«L'essor du marché du livre numérique en Europe constitue une grande chance pour le secteur du Livre [...]. Dans toute l'Europe, des éditeurs et des libraires travaillent à forger et à mettre en oeuvre de nouveaux modèles économiques [...], qui s'ouvrent grâce à la numérisation de livres» affirment le Conseil culturel allemand, le Börsenverein (la fédération des libraires et éditeurs), le Syndicat national de l'édition et le Syndicat de la Librairie Française (SLF) dans une déclaration commune publiée à l'occasion d'un forum franco-allemand, à Berlin le 9 septembre.

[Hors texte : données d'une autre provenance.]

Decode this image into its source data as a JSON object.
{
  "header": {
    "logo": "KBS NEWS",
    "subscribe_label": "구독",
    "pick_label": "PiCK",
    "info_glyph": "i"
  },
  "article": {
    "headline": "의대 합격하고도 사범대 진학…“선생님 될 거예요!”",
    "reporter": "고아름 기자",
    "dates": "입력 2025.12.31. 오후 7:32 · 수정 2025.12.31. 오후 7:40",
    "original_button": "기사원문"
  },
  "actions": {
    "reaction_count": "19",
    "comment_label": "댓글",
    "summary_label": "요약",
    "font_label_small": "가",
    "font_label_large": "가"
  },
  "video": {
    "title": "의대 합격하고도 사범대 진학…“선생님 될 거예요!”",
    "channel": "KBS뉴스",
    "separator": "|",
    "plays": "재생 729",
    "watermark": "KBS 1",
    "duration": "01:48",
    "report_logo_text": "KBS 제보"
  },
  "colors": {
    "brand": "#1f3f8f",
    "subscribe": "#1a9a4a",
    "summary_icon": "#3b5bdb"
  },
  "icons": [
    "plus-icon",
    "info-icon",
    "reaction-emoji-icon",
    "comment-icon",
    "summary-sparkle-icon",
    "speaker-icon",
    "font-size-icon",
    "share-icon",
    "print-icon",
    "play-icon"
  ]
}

Organisé et cofinancé par l'Institut français, le service culturel de l'ambassade de France à Berlin, et la foire de Francfort, et hébergé au siège de la Représentation européenne à Berlin, ce forum s'inscrit dans le cadre du lobbying que la France mène activement auprès des instances européennes pour maintenir un écosystème équilibré du livre à l'ère numérique.
La coopération franco-allemande s'épanouit sur un terrain d'entente sans nuage dans le livre. Ne trouvant pas une oreille aussi attentive de la part de leurs pouvoirs publics, ainsi que l'a regretté Alexander Skippis, directeur général du Börsenverei, les professionnels allemands du livre s'associent pleinement à leurs homologues français en la matière. Ils renforcent ainsi la légitimité de l'initiative française face à une Commission européenne méfiante devant toute toute réglementation particulière pour un secteur, comme a pu le constater Nicolas Georges, directeur du service du livre et de la lecture au ministère de la Culture, lorsqu'il a défendu en 2011 la loi sur le prix fixe du livre numérique.
Soucieux de ne pas apparaître passéistes ou défenseurs de leurs seuls intérêts, les professionnels du livre français et allemands plaident avant tout pour le maintien de relations équilibrées dans la chaîne du livre. «Le plus grand défi pour les acteurs européens du marché consiste aujourd'hui à s'affirmer face à des firmes mondiales de l'internet comme Amazon et Google et ainsi à garantir la diversité et la qualité du marché du livre numérique européen» poursuivent-ils ainsi dans leur déclaration.
"Une domination sans partage de ces entreprises extra-européennes aurait un impact majeur sur nos cultures"
Les entreprises du secteur, qui «représentent un marché de 40 milliards d'euros et assurent un emploi qualifié à 200000 personnes» font face à des multinationales «opaques et structurellement monopolistiques» insiste le texte. «Une domination sans partage de ces entreprises extra-européennes aurait un impact majeur sur nos cultures», alors que «jusqu'à présent, les éditeurs et les libraires ont pu veiller à ce qu'une immense diversité de titres soit disponible».
«Pour la rentrée littéraire française, 90% des titres sont aussi disponibles en numérique; et en BD, les prix sont inférieurs de 50% au papier», souligne Vincent Montagne, «ce qui est bien la preuve que les éditeurs savent s'adapter». Matthieu de Montchalin, président du SLF, a ainsi rappelé que la France et l'Allemagne disposent de «la plus grande concentration de librairies indépendantes, sans équivalent dans le monde». Une particularité, qui explique la communion d'expression et la communauté d'intérêt, mais qui est parfois incompréhensible dans les pays où cette position n'existe plus, ou n'a jamais existé.
Les signataires de la déclaration rappellent les piliers de cet équilibre: le prix fixe du livre, et le droit d'auteur, qui doivent être appliqués dans le numérique de la même façon que dans l'édition papier. Et ils insistent sur ce qui reste à faire: «la directive européenne sur la TVA devrait en revanche être adaptée, afin de permettre aux Etats membres d'appliquer un taux réduit aussi au livre numérique, et les distorsions de concurrence, notamment sur le plan fiscal [...] doivent être éliminées».
Sur ce point, Jacques Toubon, chargé de mission par le gouvernement français pour expliquer la nécessité d'une harmonisation fiscale, territoriale et avec le livre papier, a plaidé son sujet avec sa force de conviction habituelle. Il a aussi défendu une politique de concurrence qui ne soit «cul par-dessus tête» à propos de l'alignement de la Commission sur la justice américaine à propos du livre numérique.
Les signataires de la déclaration appellent enfin leurs gouvernements respectifs à élaborer «une stratégie de développement de la culture européenne du livre, qui soit ancrée dans le programme de travail de l'Union».